Bank of Japan Deputy Governor Hiroshi Nakaso once described how banks in Japan have been actively encouraging financing for long-term projects in Indonesia. Recently on May 31, the Ministry of PUPR declared to have signed MOUs of five strategic projects, including the construction of the Patimban port access road along 8.1 km four two-lane lanes with 1.12 trillion. Also the project of Jakarta sewerage system or construction of a wastewater treatment plant, Bandung inner city toll road project, Bali Beach project with a value of 1.2 trillion. There is also security system project of anti terrorist cooperation such as face detection tool for GBK in welcoming Asian game 2018, worth 59,5 Milliyar.

The same is true for Chinese government investment that will finance the construction of four toll roads, namely Solo-Kertosono worth Rp 2.83 trillion, Cileunyi-Sumedang-Dawuan (Cisundawu) worth Rp 3.4 trillion, Balikpapan-Samarinda worth Rp 763 billion and The Manado-Bitung toll road with a loan worth Rp 1.24 trillion.

The Indonesian government is commanded to play a role in providing land and changing the rules for the entry of foreign capital. Of course, the procurement of land for investment and infrastructure projects many get popular resistance. Resistance arises because the procurement of land sacrifices a lot of people and displaces people’s lives. However, the Indonesian government is also requested and funded to provide “security” guarantees for projects and investments to run smoothly. So the more often we see the deployment of thousands of apparatus to carry out evictions in the name of security.

The facts reflect that infrastructure development is not at all oriented towards the welfare of the people and forming a firm national industry. Liberalization and privatization mean the removal of subsidies and social budgets such as education and health. Thus, as good as any infrastructure development run by the Jokowi government will not provide cheap and affordable services for the needs of the people of Indonesia.

The devotion and dependence of development capital on foreign investment and debt will push a country deeper into the bondage of development debt.
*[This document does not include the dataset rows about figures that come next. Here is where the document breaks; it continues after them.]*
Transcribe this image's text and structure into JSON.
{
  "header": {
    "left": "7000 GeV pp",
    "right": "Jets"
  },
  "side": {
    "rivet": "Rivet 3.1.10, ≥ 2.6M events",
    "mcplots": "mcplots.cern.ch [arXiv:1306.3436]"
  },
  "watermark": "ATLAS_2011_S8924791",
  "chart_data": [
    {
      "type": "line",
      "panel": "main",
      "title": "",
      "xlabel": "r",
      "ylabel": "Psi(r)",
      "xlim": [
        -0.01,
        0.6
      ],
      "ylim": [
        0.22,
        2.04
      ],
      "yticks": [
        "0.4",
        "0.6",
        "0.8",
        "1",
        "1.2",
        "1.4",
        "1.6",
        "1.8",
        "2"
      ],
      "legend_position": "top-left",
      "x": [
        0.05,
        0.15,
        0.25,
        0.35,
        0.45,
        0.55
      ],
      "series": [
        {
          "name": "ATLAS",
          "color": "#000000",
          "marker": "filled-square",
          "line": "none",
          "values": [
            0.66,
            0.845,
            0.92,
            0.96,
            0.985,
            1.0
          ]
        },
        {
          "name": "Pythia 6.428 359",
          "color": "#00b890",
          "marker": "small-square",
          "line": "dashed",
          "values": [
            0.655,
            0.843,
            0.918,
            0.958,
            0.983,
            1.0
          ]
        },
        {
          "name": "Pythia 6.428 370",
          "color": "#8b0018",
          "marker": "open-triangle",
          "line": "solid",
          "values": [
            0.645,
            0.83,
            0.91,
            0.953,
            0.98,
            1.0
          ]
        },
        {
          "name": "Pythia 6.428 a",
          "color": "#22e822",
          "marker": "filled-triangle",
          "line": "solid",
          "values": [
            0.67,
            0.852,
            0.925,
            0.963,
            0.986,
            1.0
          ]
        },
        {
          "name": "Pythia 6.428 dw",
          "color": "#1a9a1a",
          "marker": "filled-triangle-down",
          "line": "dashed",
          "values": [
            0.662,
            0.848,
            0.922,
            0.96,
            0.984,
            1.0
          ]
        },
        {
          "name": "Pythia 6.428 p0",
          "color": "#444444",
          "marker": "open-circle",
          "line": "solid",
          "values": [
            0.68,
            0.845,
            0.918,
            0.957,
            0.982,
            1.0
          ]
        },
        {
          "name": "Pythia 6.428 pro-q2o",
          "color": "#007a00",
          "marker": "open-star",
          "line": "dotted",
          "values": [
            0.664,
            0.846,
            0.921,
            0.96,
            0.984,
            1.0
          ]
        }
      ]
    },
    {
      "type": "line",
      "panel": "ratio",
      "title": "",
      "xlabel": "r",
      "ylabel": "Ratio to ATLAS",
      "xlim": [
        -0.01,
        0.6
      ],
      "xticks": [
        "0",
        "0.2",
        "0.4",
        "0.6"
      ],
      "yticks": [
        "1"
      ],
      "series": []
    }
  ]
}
In contrast, land-grabbing following forced evictions, violence against people in various sectors will be more massive. The fertile soil as a source of people’s economy will be replaced by asphalt and building of local and foreign businessmen.

The suffering of the people will continue to grow because the debt of development projects will be borne by the people through various levies and price mark-up. Maybe we’ll see nice roads, long tolls, tall buildings and factories all over the country. But, they are not owned by the people, they are not owned by Indonesia and the most important is through them all we are driven and controlled.